Section 12B Renewable Energy Tax Incentive – From 1 March 2023, businesses will be able to reduce their taxable income by 125% of the cost of an investment in renewables. For example, a renewable energy investment of R1 million would qualify for a deduction of R1.25 million. Using the current corporate tax rate (27%), this deduction could reduce the corporate income tax liability of a company by R337 500 in the first year of operation. There will be no thresholds on the size of the projects that qualify, and the incentives will be available for two years to stimulate investment in the short term.

Rooftop Solar incentive – Individuals who install rooftop solar panels from 1 March 2023 will be able to claim a rebate of 25% of the cost of the panels, up to a maximum of R15 000. This can be used to reduce their tax liability in the 2023/24 tax year. This incentive will only be available for one year.
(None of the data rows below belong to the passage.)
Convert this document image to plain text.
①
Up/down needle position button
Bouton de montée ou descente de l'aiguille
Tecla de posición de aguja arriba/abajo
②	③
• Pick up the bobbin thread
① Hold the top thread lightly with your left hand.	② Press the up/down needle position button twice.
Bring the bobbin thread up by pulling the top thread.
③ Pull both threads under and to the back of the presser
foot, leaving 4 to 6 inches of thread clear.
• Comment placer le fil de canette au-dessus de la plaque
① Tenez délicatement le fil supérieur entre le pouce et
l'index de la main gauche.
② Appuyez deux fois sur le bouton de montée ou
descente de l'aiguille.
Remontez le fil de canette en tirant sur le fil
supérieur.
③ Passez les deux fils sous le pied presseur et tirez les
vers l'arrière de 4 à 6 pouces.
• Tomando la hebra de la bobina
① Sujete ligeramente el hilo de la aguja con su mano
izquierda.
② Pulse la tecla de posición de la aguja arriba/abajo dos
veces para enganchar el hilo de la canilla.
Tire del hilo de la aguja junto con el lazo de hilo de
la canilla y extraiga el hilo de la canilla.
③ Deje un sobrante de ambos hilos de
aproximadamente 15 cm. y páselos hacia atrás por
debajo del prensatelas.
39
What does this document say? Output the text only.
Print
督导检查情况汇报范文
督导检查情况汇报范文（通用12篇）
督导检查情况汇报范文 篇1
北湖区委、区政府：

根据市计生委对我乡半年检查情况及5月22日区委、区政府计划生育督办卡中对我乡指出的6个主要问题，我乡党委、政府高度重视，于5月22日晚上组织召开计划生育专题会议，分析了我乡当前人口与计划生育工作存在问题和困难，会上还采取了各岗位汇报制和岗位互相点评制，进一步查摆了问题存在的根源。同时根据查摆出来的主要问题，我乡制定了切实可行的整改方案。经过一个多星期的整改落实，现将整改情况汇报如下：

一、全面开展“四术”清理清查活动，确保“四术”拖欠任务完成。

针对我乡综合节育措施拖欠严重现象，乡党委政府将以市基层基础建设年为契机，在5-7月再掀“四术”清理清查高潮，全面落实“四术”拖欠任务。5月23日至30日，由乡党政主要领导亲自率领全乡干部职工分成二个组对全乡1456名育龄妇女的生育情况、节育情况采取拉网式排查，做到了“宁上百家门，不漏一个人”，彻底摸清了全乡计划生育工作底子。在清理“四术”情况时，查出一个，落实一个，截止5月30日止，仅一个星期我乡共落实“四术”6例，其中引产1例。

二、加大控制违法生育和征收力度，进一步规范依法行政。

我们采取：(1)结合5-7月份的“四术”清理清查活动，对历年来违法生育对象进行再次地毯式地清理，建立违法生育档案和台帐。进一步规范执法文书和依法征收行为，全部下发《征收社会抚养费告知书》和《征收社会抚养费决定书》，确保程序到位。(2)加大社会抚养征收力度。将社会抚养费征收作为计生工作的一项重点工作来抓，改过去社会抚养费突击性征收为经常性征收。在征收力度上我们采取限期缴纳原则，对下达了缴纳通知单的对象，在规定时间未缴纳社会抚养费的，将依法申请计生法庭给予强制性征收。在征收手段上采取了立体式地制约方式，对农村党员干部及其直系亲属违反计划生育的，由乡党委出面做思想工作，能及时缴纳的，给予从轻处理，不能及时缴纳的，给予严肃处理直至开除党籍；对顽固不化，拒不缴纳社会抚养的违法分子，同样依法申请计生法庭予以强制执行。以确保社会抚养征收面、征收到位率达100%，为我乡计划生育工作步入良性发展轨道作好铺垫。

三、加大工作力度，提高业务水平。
Bounce Back Loan Guarantee Scheme – In 2023, the National Treasury will amend the bounce-back scheme to address energy-related constraints hampering businesses’ recovery from the COVID-19 pandemic. As part of the amendments: 

  • Government will guarantee solar-related loans for small and medium enterprises on a 20% first-loss basis.
  • Commercial banks will be permitted to borrow directly from the scheme to facilitate the leasing of solar energy equipment to small businesses. 
  • Small businesses installing solar will be able to borrow finance for working capital. 
  • Wheeling – Proposal for the implementation of a wheeling framework and grid capacity rules to provide certainty to private producers investing in energy projects.
  • Energy Security Bill – Clearing regulatory obstacles by establishing a one-stop shop to bring electricity onto the grid more rapidly. This will be supported by the Energy Security Bill, which removes regulatory impediments for independent power producers. Further to this, the licensing requirement for embedded generation projects has been lifted.
  • The Risk Mitigation Power Purchase Procurement Programme – A request for proposals for the seventh bid window will be issued in the first half of 2023/24, subject to grid availability.

Carbon Tax Rates

  • Effective 1 January 2023, the carbon tax rate increased from R144 to R159 per tonne of carbon dioxide equivalent. 
  • In line with the carbon tax rate increase, the carbon fuel levy for 2023/24 will increase by 1c to 10c/l for petrol and 11c/l for diesel from 5 April 2023.
  • The carbon tax cost recovery quantum for the liquid fuels refinery sector increased from 0.63c/l to 0.66c/l, effective from 1 January 2023.
Carbon Offsets
  • The utilization period of carbon offsets in respect of approved projects in existence prior to 1 June 2019 for activities that became subject to carbon tax will be extended in the Carbon Offset Regulations from 28 July 2023 to 28 July 2026. These amendments will take effect from 1 January 2023.
Emission Factors
  • The Carbon Tax Act will be updated to include the Tier 2 (country-specific) emission factors developed by the Department of Forestry, Fisheries and Environment (DFFE). Further changes to the emission factors may be added to the Tax Laws Amendments Act if DFFE publishes further updates. The updated emission factors will take effect for DFFE’s 2023 reporting period, covering emissions during 2022. The amendments will take effect from 1 January 2023.
Carbon Tax Credit Trading 
  • In 2023, the National Treasury will consider stakeholder inputs on the possibility of a domestic market to trade tax credits created through the carbon tax. The consultation will focus on the building blocks needed to ensure seamless trading, including the legal nature of carbon credits as a financial asset; trading and post-trade market architecture; licenses for private carbon credit funds; and carbon credit certification.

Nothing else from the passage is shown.